Daha önce çok söylediğim tezi
yine yazacağım. Nitekim yüksek mahkeme benim görüşümü haklı buldu.
Kadri Gürsel ile Orgeneral Âdem Huduti'nin hukuki durumu arasında
fark yoktur. Hem Gürsel hem Huduti FETÖ üyesi olmamakla birlikte
FETÖ'nün amaçlarına sistematik hizmet etmiştir ve bu suçtur. Bizim
taraftaki yazarların hemen hepsi Kadri Gürsel'in suçlu olduğunu ve
FETÖ üyesi olmamakla birlikte sistematik olarak FETÖ amaçlarına
hizmet ettiğini biliyor
ama "şık" görünmek için bu gerçeği
yazmıyor.
5 yılın altındaki cezalar
Yargıtay’a gitmiyor, İstinaf son karar mercii. Kitabında bana ağır
hakaretler eden Kadri Gürsel’in çabaları
nafile. “Terör örgütüne üye olmamakla birlikte yardım
etme" suçunu işlediği artık hukuksal gerçektir. Kadri
Gürsel’i savunanlar bakalım mahkeme kararına ne diyecekler?

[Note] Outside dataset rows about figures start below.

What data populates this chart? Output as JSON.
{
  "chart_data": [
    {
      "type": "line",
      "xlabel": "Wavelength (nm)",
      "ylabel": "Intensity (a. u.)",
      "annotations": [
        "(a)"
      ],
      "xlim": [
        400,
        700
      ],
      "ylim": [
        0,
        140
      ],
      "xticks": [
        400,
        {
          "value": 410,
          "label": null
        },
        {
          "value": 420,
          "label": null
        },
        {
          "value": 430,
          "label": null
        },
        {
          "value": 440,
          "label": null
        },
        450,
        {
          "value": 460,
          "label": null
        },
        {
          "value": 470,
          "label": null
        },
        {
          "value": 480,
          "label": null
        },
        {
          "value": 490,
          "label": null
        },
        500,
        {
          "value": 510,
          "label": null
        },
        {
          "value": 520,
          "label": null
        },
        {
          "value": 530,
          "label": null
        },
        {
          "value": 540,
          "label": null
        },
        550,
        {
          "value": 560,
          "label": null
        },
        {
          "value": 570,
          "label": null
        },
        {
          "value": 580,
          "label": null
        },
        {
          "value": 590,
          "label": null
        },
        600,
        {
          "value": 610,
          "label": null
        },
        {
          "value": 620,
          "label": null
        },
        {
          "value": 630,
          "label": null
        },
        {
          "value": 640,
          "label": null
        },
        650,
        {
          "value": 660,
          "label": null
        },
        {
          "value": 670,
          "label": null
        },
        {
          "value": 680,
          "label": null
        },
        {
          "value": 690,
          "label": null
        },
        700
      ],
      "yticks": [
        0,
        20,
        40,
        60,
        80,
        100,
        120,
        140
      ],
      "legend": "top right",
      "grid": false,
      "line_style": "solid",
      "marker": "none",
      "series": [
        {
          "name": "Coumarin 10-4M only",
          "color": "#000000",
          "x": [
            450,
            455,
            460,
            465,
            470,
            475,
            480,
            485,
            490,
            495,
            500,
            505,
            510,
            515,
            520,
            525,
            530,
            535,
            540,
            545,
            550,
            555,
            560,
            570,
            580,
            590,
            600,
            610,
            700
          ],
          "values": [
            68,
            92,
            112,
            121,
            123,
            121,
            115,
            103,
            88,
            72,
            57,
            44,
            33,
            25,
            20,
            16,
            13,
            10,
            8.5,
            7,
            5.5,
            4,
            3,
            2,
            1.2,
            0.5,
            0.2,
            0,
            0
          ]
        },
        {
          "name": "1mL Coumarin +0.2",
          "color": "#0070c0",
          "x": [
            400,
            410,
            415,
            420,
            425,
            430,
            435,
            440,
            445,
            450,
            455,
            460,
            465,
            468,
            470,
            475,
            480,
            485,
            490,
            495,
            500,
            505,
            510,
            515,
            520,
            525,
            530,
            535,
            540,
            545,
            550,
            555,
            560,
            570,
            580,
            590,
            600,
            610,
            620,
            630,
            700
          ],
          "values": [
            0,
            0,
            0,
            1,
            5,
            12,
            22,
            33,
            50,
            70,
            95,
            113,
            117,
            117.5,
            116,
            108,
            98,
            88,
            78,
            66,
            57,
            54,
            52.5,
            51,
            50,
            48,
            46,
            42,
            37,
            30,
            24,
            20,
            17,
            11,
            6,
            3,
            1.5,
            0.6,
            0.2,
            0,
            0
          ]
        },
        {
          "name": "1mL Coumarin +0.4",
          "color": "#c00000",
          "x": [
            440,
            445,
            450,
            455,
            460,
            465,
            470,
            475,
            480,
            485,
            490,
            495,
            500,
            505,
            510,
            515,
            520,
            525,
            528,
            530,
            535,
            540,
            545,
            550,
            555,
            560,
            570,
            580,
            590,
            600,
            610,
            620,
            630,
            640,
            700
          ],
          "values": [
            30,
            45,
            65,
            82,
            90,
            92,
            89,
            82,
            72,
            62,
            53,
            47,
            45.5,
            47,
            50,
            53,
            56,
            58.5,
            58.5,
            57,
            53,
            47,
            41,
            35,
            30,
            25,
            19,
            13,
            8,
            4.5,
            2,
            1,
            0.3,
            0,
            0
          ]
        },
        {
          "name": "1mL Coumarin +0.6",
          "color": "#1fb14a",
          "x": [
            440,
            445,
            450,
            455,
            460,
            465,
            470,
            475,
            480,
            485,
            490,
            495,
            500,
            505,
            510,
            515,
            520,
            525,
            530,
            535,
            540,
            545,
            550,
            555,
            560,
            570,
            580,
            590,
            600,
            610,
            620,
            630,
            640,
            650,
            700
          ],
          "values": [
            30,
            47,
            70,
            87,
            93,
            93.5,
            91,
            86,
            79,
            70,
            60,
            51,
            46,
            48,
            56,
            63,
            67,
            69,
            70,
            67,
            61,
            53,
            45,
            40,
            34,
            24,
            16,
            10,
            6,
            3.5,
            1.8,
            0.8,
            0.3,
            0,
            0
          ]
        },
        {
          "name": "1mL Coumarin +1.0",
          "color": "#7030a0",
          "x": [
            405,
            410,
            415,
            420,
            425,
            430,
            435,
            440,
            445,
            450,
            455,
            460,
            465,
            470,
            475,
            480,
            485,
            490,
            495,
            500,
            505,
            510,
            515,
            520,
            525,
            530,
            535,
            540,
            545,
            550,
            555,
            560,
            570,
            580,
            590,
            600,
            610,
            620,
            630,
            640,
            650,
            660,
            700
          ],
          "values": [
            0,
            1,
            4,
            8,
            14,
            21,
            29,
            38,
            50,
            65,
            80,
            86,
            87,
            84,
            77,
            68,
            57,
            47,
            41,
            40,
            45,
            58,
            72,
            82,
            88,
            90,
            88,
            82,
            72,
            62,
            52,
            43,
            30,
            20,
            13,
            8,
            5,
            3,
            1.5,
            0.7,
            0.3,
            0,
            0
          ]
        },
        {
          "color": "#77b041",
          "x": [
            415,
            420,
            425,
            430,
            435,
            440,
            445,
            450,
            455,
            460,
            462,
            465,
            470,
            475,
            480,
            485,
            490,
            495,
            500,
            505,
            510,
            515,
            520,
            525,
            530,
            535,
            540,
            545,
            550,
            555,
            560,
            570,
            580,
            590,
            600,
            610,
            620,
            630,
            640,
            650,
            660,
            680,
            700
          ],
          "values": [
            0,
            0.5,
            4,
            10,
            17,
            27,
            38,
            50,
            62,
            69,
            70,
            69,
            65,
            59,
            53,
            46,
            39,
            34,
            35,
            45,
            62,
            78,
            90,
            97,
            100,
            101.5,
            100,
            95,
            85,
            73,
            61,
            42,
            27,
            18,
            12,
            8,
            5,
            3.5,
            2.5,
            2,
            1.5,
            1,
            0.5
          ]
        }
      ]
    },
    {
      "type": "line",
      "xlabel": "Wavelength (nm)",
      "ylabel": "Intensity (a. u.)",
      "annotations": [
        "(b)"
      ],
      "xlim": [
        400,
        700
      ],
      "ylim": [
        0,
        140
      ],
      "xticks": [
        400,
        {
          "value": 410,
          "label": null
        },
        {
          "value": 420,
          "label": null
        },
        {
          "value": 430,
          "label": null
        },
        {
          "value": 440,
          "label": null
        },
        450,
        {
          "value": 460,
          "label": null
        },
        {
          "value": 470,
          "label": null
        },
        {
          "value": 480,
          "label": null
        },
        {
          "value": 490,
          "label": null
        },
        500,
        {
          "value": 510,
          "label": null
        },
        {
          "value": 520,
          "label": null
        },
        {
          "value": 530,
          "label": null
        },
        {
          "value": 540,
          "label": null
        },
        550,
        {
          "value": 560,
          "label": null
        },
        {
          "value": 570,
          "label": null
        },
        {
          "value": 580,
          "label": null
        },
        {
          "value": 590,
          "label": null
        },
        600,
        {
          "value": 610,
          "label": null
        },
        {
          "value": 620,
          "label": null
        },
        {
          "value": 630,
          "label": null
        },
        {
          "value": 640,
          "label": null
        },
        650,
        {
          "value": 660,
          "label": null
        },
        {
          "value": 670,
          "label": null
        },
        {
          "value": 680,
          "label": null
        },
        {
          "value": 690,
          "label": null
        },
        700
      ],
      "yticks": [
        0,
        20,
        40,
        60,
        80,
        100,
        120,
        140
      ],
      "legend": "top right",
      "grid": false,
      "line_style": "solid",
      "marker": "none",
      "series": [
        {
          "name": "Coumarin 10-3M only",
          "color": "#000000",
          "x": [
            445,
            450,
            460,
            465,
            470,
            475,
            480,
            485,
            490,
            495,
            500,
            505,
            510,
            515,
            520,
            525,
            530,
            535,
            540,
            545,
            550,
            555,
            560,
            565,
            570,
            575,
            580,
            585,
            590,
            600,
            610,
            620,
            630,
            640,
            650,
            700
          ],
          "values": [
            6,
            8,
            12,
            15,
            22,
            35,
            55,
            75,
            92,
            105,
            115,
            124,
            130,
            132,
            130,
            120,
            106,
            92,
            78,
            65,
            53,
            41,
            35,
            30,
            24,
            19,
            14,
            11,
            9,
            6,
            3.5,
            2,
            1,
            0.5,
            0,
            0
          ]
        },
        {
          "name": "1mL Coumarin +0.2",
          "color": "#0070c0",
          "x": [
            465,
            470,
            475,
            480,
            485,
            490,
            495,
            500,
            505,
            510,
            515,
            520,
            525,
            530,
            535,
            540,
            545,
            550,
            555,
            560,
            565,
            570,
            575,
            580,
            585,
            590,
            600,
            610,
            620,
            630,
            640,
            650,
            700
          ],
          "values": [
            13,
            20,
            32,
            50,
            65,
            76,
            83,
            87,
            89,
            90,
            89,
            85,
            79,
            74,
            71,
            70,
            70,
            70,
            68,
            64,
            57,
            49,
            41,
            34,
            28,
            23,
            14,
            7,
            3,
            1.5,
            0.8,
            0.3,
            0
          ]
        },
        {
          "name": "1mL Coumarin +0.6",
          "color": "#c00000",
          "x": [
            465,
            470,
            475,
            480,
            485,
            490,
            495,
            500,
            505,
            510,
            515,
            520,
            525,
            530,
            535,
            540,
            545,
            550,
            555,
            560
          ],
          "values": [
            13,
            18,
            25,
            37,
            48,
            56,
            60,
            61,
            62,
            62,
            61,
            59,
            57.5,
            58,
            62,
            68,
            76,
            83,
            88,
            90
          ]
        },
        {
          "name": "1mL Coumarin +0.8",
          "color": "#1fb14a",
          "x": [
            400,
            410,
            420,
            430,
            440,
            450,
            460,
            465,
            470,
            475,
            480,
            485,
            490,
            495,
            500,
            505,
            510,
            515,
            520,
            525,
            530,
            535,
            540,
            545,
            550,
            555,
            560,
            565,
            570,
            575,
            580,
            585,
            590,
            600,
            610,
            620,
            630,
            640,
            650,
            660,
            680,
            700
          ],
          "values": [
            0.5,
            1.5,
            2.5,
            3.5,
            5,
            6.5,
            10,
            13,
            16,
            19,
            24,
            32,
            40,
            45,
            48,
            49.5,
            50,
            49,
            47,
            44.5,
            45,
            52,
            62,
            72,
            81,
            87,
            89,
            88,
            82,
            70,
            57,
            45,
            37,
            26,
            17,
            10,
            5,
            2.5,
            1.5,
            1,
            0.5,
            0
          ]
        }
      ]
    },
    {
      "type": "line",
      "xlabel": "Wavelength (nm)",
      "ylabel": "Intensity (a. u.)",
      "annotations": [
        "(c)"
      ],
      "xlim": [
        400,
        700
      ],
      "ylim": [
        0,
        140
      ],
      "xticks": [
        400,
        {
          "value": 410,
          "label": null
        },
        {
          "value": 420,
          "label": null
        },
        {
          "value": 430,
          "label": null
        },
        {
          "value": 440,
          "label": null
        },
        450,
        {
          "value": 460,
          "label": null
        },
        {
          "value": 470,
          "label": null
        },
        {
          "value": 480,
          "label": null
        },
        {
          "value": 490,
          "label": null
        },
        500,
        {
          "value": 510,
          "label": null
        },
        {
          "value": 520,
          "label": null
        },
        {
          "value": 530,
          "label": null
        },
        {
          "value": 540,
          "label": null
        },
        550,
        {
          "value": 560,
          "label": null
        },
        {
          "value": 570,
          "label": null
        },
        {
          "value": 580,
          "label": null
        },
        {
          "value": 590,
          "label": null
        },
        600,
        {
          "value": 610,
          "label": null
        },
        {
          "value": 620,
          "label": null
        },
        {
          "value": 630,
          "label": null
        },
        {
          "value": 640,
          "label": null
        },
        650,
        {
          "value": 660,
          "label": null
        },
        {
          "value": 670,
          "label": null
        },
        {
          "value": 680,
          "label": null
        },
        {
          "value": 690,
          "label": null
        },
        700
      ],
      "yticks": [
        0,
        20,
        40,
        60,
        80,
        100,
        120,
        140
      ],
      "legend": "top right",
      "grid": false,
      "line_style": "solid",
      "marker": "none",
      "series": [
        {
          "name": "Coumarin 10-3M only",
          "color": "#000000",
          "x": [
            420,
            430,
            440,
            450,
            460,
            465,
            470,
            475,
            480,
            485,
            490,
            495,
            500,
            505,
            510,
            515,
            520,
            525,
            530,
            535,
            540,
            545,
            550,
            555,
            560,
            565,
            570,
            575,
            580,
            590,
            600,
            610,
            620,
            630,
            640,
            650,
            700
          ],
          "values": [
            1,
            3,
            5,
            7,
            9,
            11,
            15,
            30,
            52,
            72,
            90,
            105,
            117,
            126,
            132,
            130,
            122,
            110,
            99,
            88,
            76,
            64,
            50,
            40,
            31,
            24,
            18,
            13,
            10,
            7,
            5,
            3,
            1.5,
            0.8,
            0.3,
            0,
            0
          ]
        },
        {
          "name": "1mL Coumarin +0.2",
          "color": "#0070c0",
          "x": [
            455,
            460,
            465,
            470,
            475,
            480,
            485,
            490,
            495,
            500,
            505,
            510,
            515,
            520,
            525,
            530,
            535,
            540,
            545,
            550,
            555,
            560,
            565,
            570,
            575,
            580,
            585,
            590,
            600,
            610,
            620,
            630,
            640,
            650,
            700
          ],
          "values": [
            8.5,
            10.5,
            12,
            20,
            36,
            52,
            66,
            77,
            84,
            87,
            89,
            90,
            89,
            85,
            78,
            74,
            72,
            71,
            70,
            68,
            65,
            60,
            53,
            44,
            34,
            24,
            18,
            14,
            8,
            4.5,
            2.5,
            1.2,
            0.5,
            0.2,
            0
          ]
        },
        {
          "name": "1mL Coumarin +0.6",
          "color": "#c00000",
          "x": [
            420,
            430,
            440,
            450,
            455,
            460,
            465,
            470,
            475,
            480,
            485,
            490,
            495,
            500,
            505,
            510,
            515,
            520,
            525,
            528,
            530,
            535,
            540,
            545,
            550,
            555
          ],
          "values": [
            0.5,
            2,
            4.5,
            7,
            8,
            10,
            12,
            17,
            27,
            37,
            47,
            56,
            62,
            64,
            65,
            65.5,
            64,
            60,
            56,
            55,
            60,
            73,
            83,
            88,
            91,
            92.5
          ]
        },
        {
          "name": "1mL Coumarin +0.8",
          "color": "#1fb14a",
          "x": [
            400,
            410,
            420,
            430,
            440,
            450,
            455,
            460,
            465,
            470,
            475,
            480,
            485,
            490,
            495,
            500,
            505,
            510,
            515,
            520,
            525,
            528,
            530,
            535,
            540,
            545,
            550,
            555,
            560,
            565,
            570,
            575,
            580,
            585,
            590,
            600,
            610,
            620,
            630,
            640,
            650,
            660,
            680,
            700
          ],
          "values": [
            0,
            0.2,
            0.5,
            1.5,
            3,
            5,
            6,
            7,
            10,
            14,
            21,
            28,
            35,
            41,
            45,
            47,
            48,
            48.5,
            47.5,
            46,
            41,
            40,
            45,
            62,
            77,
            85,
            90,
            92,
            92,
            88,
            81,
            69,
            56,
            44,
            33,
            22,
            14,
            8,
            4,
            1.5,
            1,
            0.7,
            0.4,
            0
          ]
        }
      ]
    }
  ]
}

Söyleyecek bir şeyleri olduğunu sanmıyorum.
Cumhuriyet Davası gösterdi ki,
17-25 Aralık’ta FETÖ’ye bilerek ve isteyerek yardım edenlerin
yanına kâr kalmıyor. Bu suçu işleyenler hak ettikleri cezayı
alıyorlar. Karşı gazetesi ve Sözcü gazetesi de hâlen
yargılanıyorlar. Yargılanmayan diğer gazete, televizyon ve
yazarlara mutlaka sıra gelecektir. Neden mi? 17-25 Aralık’ın bir
darbe girişimi olduğu kesinleşti. E buna destek olan herkes darbeye
yardım etmiş demektir.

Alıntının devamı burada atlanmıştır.